PALTO: Physics-Informed Active Learning for Tri-Gate FinFET Design Optimization for Vertical Power Delivery
Researchers demonstrate a physics-informed machine learning framework called PALTO for optimizing GaN tri-gate FinFET designs in power delivery systems, achieving 2× better performance than industrial benchmarks through intelligent exploration of device parameters. The approach addresses computational limitations of traditional TCAD simulations while enabling discovery of optimal gate-to-drain configurations and channel thickness ratios.
This research tackles a fundamental challenge in semiconductor device engineering: the computational intractability of optimizing complex power transistor designs. Traditional TCAD (Technology Computer-Aided Design) simulations require exhaustive parameter sweeps that consume substantial computing resources while often failing to locate truly optimal configurations in high-dimensional design spaces. By integrating physics-informed principles with active learning algorithms, the PALTO framework intelligently prioritizes which simulations to run, dramatically reducing computational overhead while maintaining accuracy.
The work emerges from decades of debate around optimal GaN-to-AlGaN thickness ratios in heterojunction devices, a design question that has lacked systematic resolution. The framework's ability to navigate this question systematically represents a meaningful advance in device engineering methodology. The identified designs, particularly device D1 with its 300-fin configuration delivering 3.3A at 0.49 ohms on-resistance, demonstrate practical improvements over existing industrial solutions.
For the semiconductor and power electronics industry, this research signals a shift toward ML-augmented design workflows. Rather than replacing physics-based simulation, the approach leverages machine learning to guide expensive computations more intelligently. This hybrid methodology could accelerate development cycles for application-specific power devices, particularly relevant as demand grows for efficient power delivery in data centers, automotive systems, and renewable energy infrastructure.
Future implementations may extend this framework to other device topologies and materials systems, potentially establishing active learning as standard practice in advanced semiconductor design. The demonstrated 2× efficiency improvement over benchmarks suggests meaningful commercial value if translated into manufacturing processes.

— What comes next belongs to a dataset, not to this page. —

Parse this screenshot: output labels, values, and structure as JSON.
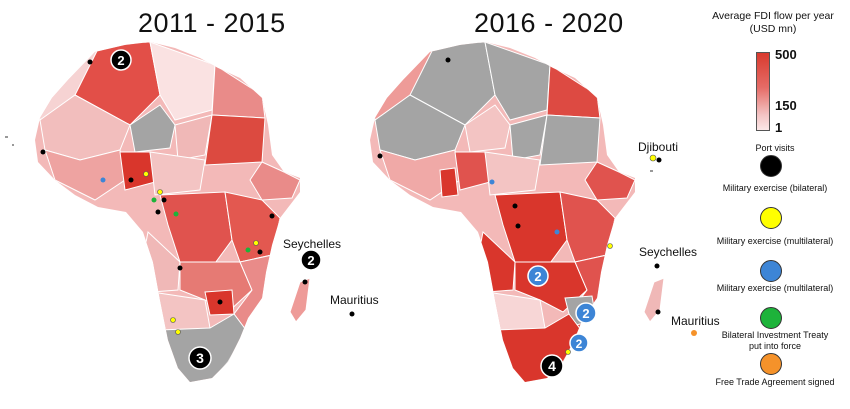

- →Physics-informed active learning framework reduces computational burden of semiconductor device optimization while improving design quality.
- →Optimized GaN FinFET device achieves 2× better performance metrics than industrial benchmarks through systematic parameter exploration.
- →Machine learning approach resolves long-standing design questions around optimal channel-to-barrier thickness ratios in heterojunction devices.
- →ML-guided TCAD simulation represents hybrid methodology that augments rather than replaces physics-based design validation.
- →Framework applicability extends beyond GaN devices to broader semiconductor design challenges in power electronics and RF applications.